Are the boomers going to keep the stock market low?

Millions upon millions of baby boomers are invested in the stock market, and most of them are just now coming into retirement. They will be either cashing out their 401(k)s, and/or moving the funds into bonds and other low-risk investments. How will this affect the market over the next 10-20 years?

Hmm, very interesting question.

I don’t know that I agree that “most” are just now coming into retirement. I agree that it is clearly starting and will continue for what - 10 yrs or so? But its not like a mass of them are going to retire in the next 12 mths.

Yes, eventually the market will be dragged down by them selling securities, but many of them are like the rest of us and praying it goes up. Mostly so they can sell at a high point and not have their retirement totally screwed.

Eventually, the market will decline, but since it is being gamed anyway by the big banks, does it really matter? (no I don’t have a cite, but if you watch the market especially over the summer, on down days there would be this amazing spike in the last 30 minutes of trading that would bring it up either at a gain for the day or even). High frequency trading - Goldman Sachs. Nuff said.

Right, I saw some graphs a while back where the market spiked but it was tracking high frequency trading of some shell companies by Goldman Sachs and JP Morgan.

I believe I read an article (WSJ) that broke down how many millions GS made daily (again over the summer) as a result of the HFT.

That’s why they were able to get out of Tarp so quickly.

My mom (bless her sweet deluded soul) has an IRA at GS, and when I rant about this, she thinks that its actually good for her. “Sorry mom, but GS doesn’t have your back”

That wasn’t what I was suggesting. Some are already retired, but most are just now coming into their retirement years – i.e., the cohort will be retiring over the next decade.

Obviously, if they all cashed out at once, we’d have a crash. My question is whether a ten year rolling series of cashouts will cause either a crash or just a long-term depressed market.

Obviously. The question is whether or not we expect those prayers to be answered or not.

Yes, but you missed my biggest point: the market is being gamed by the means of high frequency trading and potentially front-running, by the GS and JPMs of the world. Which means that yes the market will be negatively impacted by the retirees cashing out, but because GS and JPM make money when it goes up, they will fire up the machine and the market will go back up.

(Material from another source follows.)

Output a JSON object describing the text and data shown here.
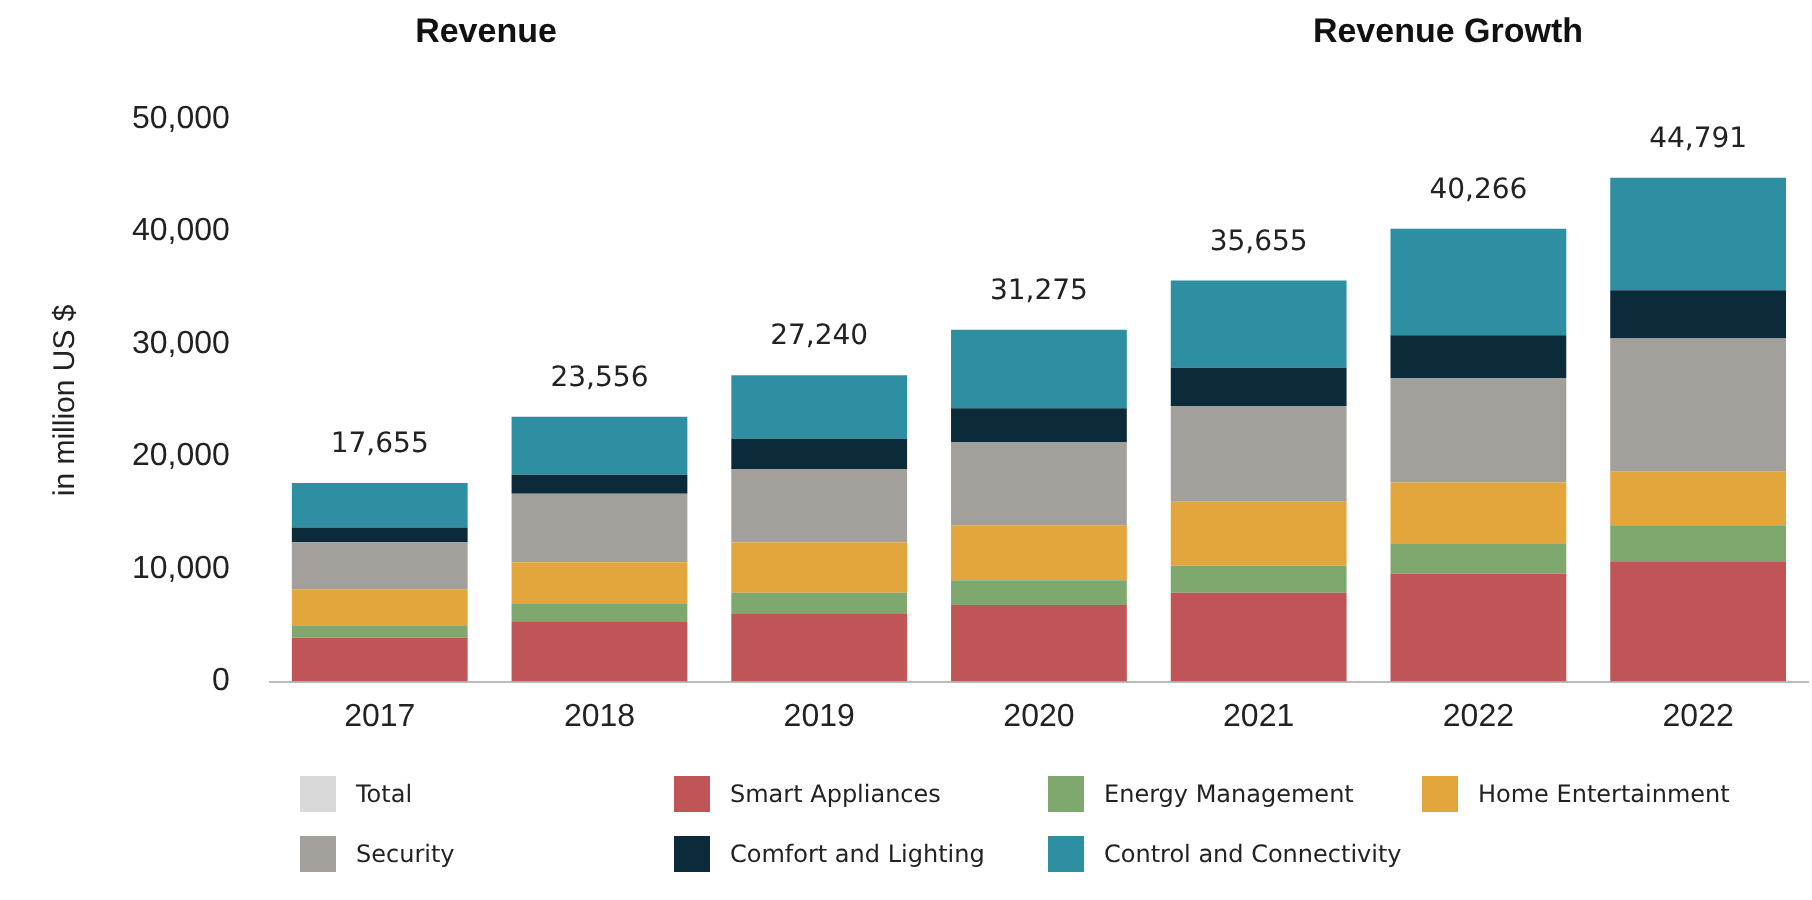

The OP question was “Are the boomers going to keep the stock market low?”

So that’s not the same question. Either way, there’s not much to debate.

I think that the real thrust of your question is a matter of timing (I could be wrong, I’m truly not trying to be an ass), and anyone with a prediction on timing should have their mouth duct taped shut, since all that is pretty much by-guess and by-golly anyway.

Not if they’re like me. My target portfolio stock percentage is based on my age. It’s actually (120-age)% in stocks and the rest in bonds. As I age I convert stocks to bonds, but unless I live to 120, I’ll always have some stocks, and my stock:bond ratio should never change more than a couple percent a year. I rebalance once a month or so, more frequently in volatile markets, less in static ones.

Not really, no.

Over the last 20 years, the stock market has grown remarkably. A lot of people have come to think of mutual fund returns of 10-20% or more as “normal,” which will come back in a year or two after the current recession eases. I am skeptical of this, because I think that throughout the 2010s, we will see millions of boomers take their money out of the market. My layman’s guess is that this will keep the market from growing much over the next 10-20 years. However, I could be wrong; hence my desire to solicit opinions from more financially-knowledgeable people.

When you put it that way - I do agree that the returns we have been told to expect are quite unrealistic going forward. Look at the last 10 yrs on the S&P, they were basically lost.

However, I still believe that there is enough of the market in corporate hands that the issue will not be greatly impacted by retirees. If it was retirees vs. employees, then yes the market would have a more negative tilt. However, that’s assuming we can attribute the market moves on any one thing, which is virtually impossible. Look at this year: the fundamentals are crap and the market was practically on a rocket all summer. Based on companies “beating expectations”. Well they beat the expectations, because the expectations were down. Sales were down, profit was down, and yet the stocks went up? during a recession?

I think ultimately the flaw is trying to see the market as a rational group. It is not and it goes up and down based on anything and everything.